I have been an absentee blogger. That's because much like the sun in Britain, I've been weak and feeble. I was struck down by the myriad of germs that seem to be lurking in dark corners of our house, pouncing on victims as they unwittingly pass by. Not only have I been poorly, but son 2's poorliness which started on 3 November has continued unabated. This has meant having him at home all...the....time. Despite relying heavily on the babysitting powers of Cbeebies, it's still had an impact on the volume of work I can get through. So blogging got dropped in favour of earning a living, sneezing violently, mopping fevered brows and generally feeling sorry for myself.
But yesterday, he got prescribed antibiotics. Halleluja!

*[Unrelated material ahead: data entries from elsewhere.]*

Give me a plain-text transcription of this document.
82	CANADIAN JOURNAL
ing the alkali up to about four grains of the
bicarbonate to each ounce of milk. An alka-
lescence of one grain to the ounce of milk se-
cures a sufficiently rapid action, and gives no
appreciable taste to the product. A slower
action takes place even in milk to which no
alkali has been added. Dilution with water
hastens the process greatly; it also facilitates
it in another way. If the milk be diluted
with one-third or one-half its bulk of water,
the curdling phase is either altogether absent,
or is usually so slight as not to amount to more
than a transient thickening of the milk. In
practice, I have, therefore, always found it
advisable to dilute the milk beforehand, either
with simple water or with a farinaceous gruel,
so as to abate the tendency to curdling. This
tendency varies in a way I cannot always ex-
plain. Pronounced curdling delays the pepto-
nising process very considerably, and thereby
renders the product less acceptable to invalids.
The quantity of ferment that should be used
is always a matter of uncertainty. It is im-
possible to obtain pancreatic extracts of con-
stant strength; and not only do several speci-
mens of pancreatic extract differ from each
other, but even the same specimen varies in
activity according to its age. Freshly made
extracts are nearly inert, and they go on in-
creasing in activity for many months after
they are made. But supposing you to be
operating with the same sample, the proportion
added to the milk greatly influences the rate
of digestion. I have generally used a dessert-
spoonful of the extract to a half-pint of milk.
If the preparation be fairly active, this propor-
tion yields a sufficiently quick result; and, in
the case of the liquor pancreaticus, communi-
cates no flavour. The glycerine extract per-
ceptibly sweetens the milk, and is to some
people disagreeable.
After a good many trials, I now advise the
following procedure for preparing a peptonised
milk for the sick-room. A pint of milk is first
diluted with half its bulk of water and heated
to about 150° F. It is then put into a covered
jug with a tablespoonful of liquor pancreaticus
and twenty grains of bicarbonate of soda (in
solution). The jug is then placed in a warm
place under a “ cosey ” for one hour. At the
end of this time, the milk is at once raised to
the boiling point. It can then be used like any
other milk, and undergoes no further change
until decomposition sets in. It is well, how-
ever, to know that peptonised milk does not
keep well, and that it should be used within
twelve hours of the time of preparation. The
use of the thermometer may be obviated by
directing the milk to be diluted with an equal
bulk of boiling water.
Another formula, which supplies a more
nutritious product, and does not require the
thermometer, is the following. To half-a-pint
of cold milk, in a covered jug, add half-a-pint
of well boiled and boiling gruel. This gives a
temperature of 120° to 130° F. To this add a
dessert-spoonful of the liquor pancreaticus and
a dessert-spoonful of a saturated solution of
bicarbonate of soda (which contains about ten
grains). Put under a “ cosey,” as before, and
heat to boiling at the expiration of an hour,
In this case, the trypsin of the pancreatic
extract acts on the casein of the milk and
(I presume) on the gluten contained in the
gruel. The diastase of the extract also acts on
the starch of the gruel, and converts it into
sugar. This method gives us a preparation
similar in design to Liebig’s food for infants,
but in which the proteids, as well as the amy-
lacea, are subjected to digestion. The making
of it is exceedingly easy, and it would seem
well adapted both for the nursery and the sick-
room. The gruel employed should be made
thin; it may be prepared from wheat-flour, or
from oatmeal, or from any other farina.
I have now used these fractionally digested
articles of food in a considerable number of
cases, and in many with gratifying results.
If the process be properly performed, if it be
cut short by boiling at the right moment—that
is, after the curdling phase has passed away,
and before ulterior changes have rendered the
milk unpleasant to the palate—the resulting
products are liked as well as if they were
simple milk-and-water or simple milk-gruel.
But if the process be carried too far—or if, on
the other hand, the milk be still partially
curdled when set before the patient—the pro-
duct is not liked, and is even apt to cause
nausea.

I was convinced he had a urinary tract infection and so spent the afternoon crawling around after him trying to get him to pee into a cup, which I could then present to the doctor. He - for the first time in his three year long life - displayed excellent bladder control and refused to pee, despite me running taps and making pssspsspass noises. Despite having no pee sample, the doctor agreed that he'd been poorly long enough and whatever the cause, antibiotics would probably cure it.
It has. Thanks to the wonders of penicillin, the child is back to his normal trying self after a mere 4 spoonfuls. The lethargic, quiet, undemanding child has gone only to be replaced with a hooligan who bounces off the sofas and feeds his peas into his space rocket before sending the whole lot blasting into orbit and landing on the family room rug in a modern art mushy pea tribute.
Now it's supposedly bedtime. But instead of collapsing into a snotty heap in his bed, with me tenderly stroking his forehead and making maternal clucking noises, he is bounding about the place yelling 'I'M NOT TIRED!'. He's just called me into our bedroom (because he apparently can't sleep in the dark so must sleep in our room with the blackpool illuminations going on) saying he just needs me for a second. I refused this request several times but eventually - just to shut him up - went in.
'Yes?' I asked.
'Umm, mummy, umm, umm, umm,' he said.
'So actually there isn't anything in particular, is there?' said I.
'THERE IS, mummy, THERE IS!'
'Well what is it? Because it's bedtime and you should be sleeping,' I say rather fractiously.
'Umm, umm, giggle, umm, umm,' he says not very intelligently.
'Go to sleep. Don't make me come back in here,' I warn.
I turn to leave. He starts yelling. He follows me into the study. In the nano second he is there he pulls three books off the shelf leaving them in a messy pile on the floor before berating me with: 'I did have a real question. You were silly. You shouldn't have left.'
'Well what was your real question?'
'Umm, umm, umm...'
That's when he was frogmarched back to bed.
He's just returned and stood outside my study door yelling: 'I DID HAVE SOMEFINK ACTUALLY REALLY TO TELL YOU, I DID. COME HERE ATMEDIATELY!'
i said: 'So tell me.'
He said: 'I want to tell you in my bed.'
So I promised that I'd be there in two minutes (hoping that in two minutes he will have fallen asleep) but this kid has staying power. Who else is sick for the whole sodding month of November?
But this is why I haven't been blogging. Because I get one sentence in and I am summoned once more to the all powerful children gods who insist on their crusts being cut off, their sheets being straightened, their bums being wiped and their gogos being found.
My two minutes are up. I'm being called. Must go.